De manière générale, la conséquence de ce mouvement est la réduction inédite des taux d’imposition des bénéfices des sociétés : les taux dans l’UE sont plus bas que dans tout le reste des pays de l’OCDE. Plus que la globalisation, c’est l’intégration européenne qui empêche la puissance publique de taxer les entreprises. Les assiettes les plus mobiles (les entreprises qui ont la possibilité de délocaliser leurs bénéfices imposables, ce qui n’est pas le cas des PME) sont ainsi très peu taxées en Europe, ce qui contraint les États membres à reporter le poids de la fiscalité sur les assiettes fiscales les moins mobiles : la consommation (hausse de la TVA de 19,5% à 21,6% en moyenne dans l’UE) et les revenus du travail – en contradiction avec les recommandations européennes soit dit en passant. Les termes de l’arbitrage fiscal ont changé : il est plus coûteux de redistribuer (perte d’efficacité économique) et, de ce fait, les systèmes fiscaux sont devenus moins redistributifs partout en Europe. Ainsi, même si les préférences des partis politiques peuvent être en faveur de la redistribution, la « constitution fiscale européenne » contraint les majorités politiques à diminuer la redistribution fiscale du fait de son coût économique structurel.

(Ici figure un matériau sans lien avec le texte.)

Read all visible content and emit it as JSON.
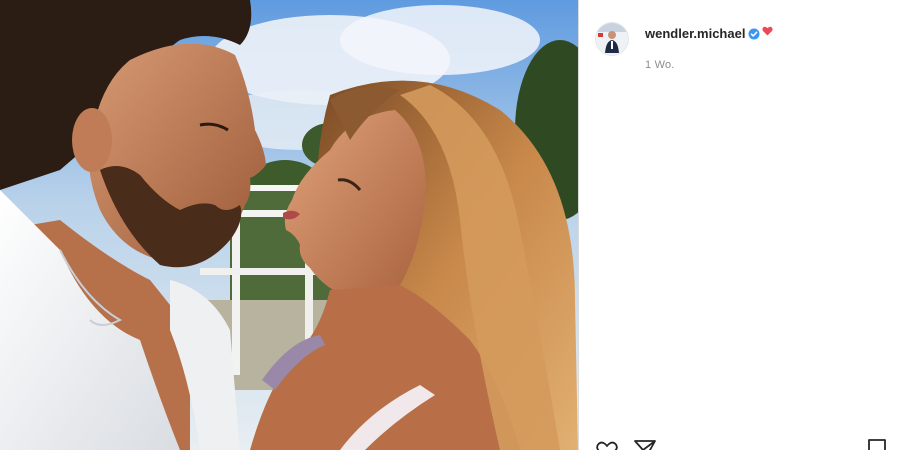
{
  "post": {
    "photo_icon": "couple-photo",
    "author": {
      "username": "wendler.michael",
      "avatar_icon": "profile-avatar",
      "verified_icon": "verified-badge-icon",
      "emoji_icon": "red-heart-emoji"
    },
    "time_ago": "1 Wo."
  },
  "actions": {
    "like_icon": "heart-outline-icon",
    "share_icon": "paper-plane-icon",
    "save_icon": "bookmark-icon"
  },
  "colors": {
    "verified": "#3897f0",
    "heart": "#ed4956",
    "text": "#262626",
    "muted": "#8e8e8e",
    "border": "#dbdbdb"
  }
}
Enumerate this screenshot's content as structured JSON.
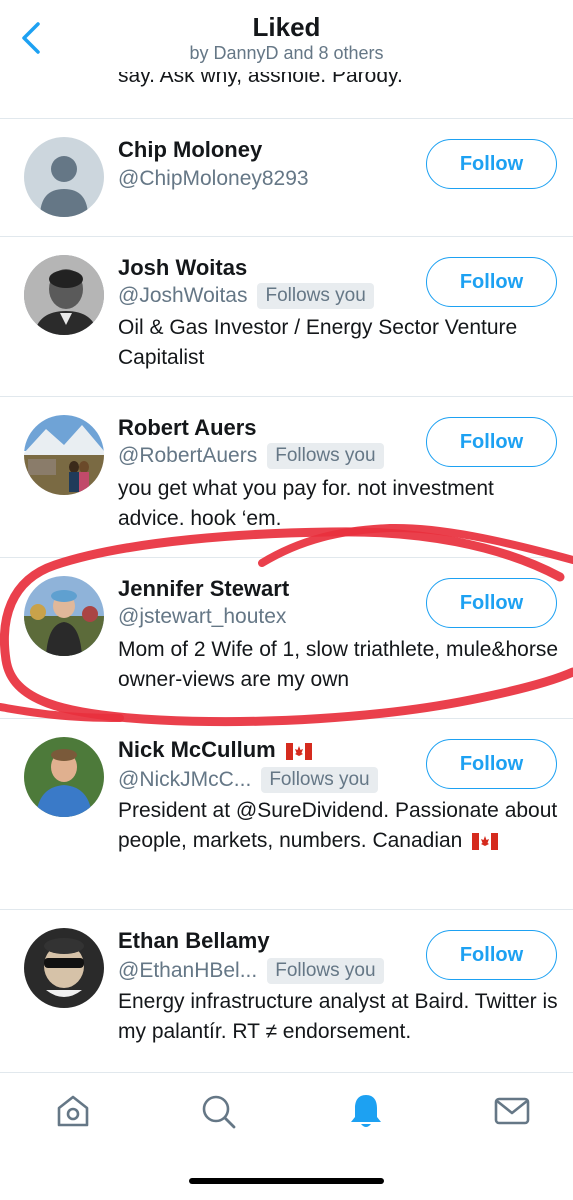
{
  "header": {
    "title": "Liked",
    "subtitle": "by DannyD and 8 others"
  },
  "partial_bio": "say. Ask why, asshole. Parody.",
  "follow_label": "Follow",
  "follows_you_label": "Follows you",
  "accent_color": "#1da1f2",
  "users": [
    {
      "name": "Chip Moloney",
      "handle": "@ChipMoloney8293",
      "follows_you": false,
      "bio": ""
    },
    {
      "name": "Josh Woitas",
      "handle": "@JoshWoitas",
      "follows_you": true,
      "bio": "Oil & Gas Investor / Energy Sector Venture Capitalist"
    },
    {
      "name": "Robert Auers",
      "handle": "@RobertAuers",
      "follows_you": true,
      "bio": "you get what you pay for. not investment advice. hook ‘em."
    },
    {
      "name": "Jennifer Stewart",
      "handle": "@jstewart_houtex",
      "follows_you": false,
      "bio": "Mom of 2 Wife of 1, slow triathlete, mule&horse owner-views are my own"
    },
    {
      "name": "Nick McCullum",
      "handle": "@NickJMcC...",
      "follows_you": true,
      "bio": "President at @SureDividend. Passionate about people, markets, numbers. Canadian"
    },
    {
      "name": "Ethan Bellamy",
      "handle": "@EthanHBel...",
      "follows_you": true,
      "bio": "Energy infrastructure analyst at Baird. Twitter is my palantír. RT ≠ endorsement."
    }
  ],
  "tabs": [
    {
      "name": "home-icon",
      "active": false
    },
    {
      "name": "search-icon",
      "active": false
    },
    {
      "name": "notifications-icon",
      "active": true
    },
    {
      "name": "messages-icon",
      "active": false
    }
  ]
}
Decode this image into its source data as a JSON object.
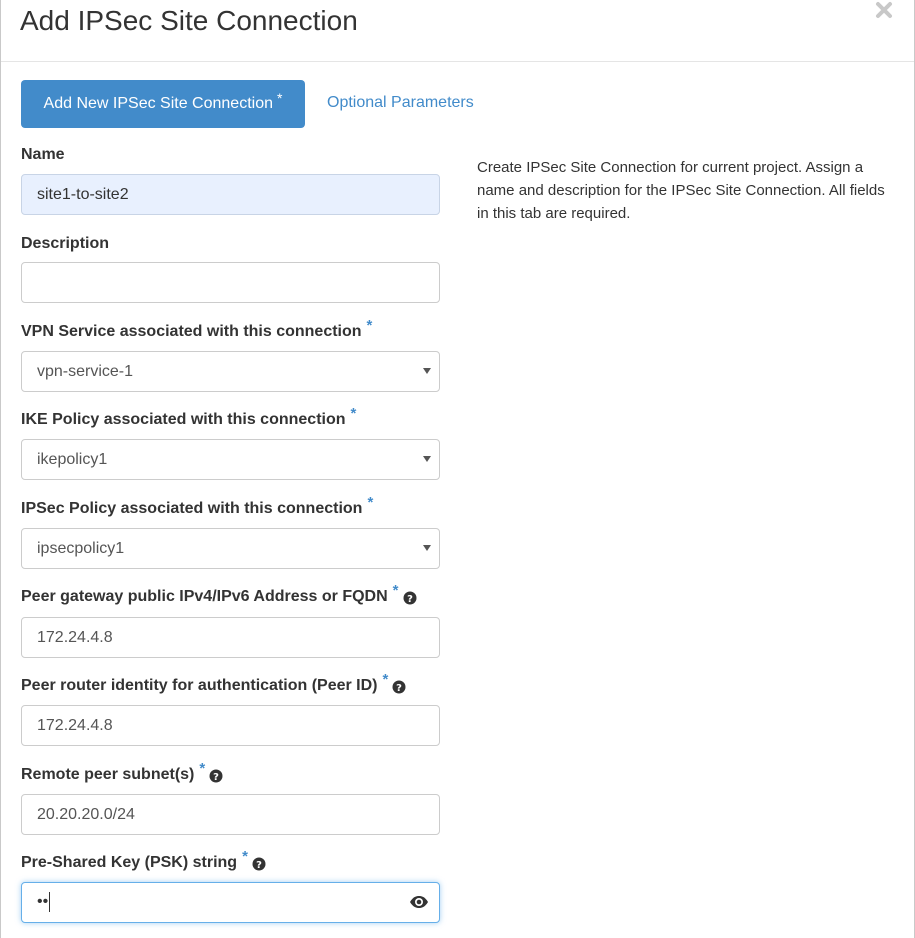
{
  "modal": {
    "title": "Add IPSec Site Connection"
  },
  "tabs": [
    {
      "label": "Add New IPSec Site Connection",
      "required_mark": "*",
      "active": true
    },
    {
      "label": "Optional Parameters",
      "active": false
    }
  ],
  "help_text": "Create IPSec Site Connection for current project. Assign a name and description for the IPSec Site Connection. All fields in this tab are required.",
  "fields": {
    "name": {
      "label": "Name",
      "value": "site1-to-site2"
    },
    "description": {
      "label": "Description",
      "value": ""
    },
    "vpn_service": {
      "label": "VPN Service associated with this connection",
      "required_mark": "*",
      "selected": "vpn-service-1"
    },
    "ike_policy": {
      "label": "IKE Policy associated with this connection",
      "required_mark": "*",
      "selected": "ikepolicy1"
    },
    "ipsec_policy": {
      "label": "IPSec Policy associated with this connection",
      "required_mark": "*",
      "selected": "ipsecpolicy1"
    },
    "peer_address": {
      "label": "Peer gateway public IPv4/IPv6 Address or FQDN",
      "required_mark": "*",
      "value": "172.24.4.8"
    },
    "peer_id": {
      "label": "Peer router identity for authentication (Peer ID)",
      "required_mark": "*",
      "value": "172.24.4.8"
    },
    "peer_cidrs": {
      "label": "Remote peer subnet(s)",
      "required_mark": "*",
      "value": "20.20.20.0/24"
    },
    "psk": {
      "label": "Pre-Shared Key (PSK) string",
      "required_mark": "*",
      "masked_value": "••"
    }
  },
  "colors": {
    "primary": "#428bca",
    "focus_border": "#66afe9",
    "autofill_bg": "#e8f0fe"
  },
  "icons": {
    "close": "close-icon",
    "help": "question-circle-icon",
    "eye": "eye-icon",
    "caret": "chevron-down-icon"
  }
}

Enfin, sur la “taxe plastique”, là encore, il ne s’agit pas à proprement parler d’une ressource fiscale européenne propre, car en réalité seul l’Etat membre paie cette “taxe”[4]. Du côté de l’impôt sur les sociétés européen, aucun progrès significatif n’a pu se faire du fait de la règle de l’unanimité en matière fiscale au niveau de l’UE.

 

  1. La perspective « interne » : la permanence et l’évolution des objectifs de l’UE sur la fiscalité dans le contexte du plan de relance et de son remboursement

Bastien Lignereux, conseiller fiscal à la Représentation permanente de la France auprès de l’UE, revient sur les réalisations de l’UE en matière fiscale au regard des objectifs différents poursuivis, depuis les années 1970. Historiquement, l’UE a deux grands objectifs sur la fiscalité. Le premier objectif est la réduction des distorsions de concurrence (c’est l’approche économique du Livre blanc de 1985 sur l’achèvement du marché intérieur), qui conduit à trois conséquences : 1/ l’harmonisation des impôts indirects sur la consommation de produits circulant dans l’UE (essentiellement la TVA et les droits d’accises tabac/alcool dans les années 1970, ainsi que les produits énergétiques dans les années 1990) ; 2/ l’élimination des obstacles fiscaux aux opérations financières transfrontalières (notamment les fusions intraeuropéennes de groupes multinationaux avec la directive « fusions »), puis le projet d’assiette consolidée (les propositions de directives sur le sujet en 2011 et 2016, non adoptées par le Conseil) ; 3/ l’action non législative, avec en 1997 l’adoption d’un code de conduite (via une résolution du Conseil ECOFIN) au travers duquel les Etats membres s’engagent politiquement à ne plus introduire de nouveaux régimes fiscaux (et de mettre fin aux régimes fiscaux existants) dommageables pour l’assiette fiscale des autres Etats membres. Le deuxième objectif est la lutte contre la fraude fiscale, avec la mise en œuvre d’une coopération entre les administrations fiscales et d’une assistance au recouvrement (quand le contribuable se situe dans une autre Etat membre). Depuis 2010, de nouveaux objectifs ont émergé : 1/ la lutte contre l’évasion fiscale (l’optimisation fiscale internationale), avec l’adoption de deux directives dites « ATAD » en 2016 et 2017[5] qui visent à transposer en droit de l’UE les nouveaux standards de l’OCDE (clauses anti-abus contre la diminution artificielle de l’assiette fiscale des grandes entreprises), 2/ l’échange automatique d’informations fiscales (avec une directive de 2011) et 3/ l’établissement d’une liste européenne des États et territoires non coopératifs.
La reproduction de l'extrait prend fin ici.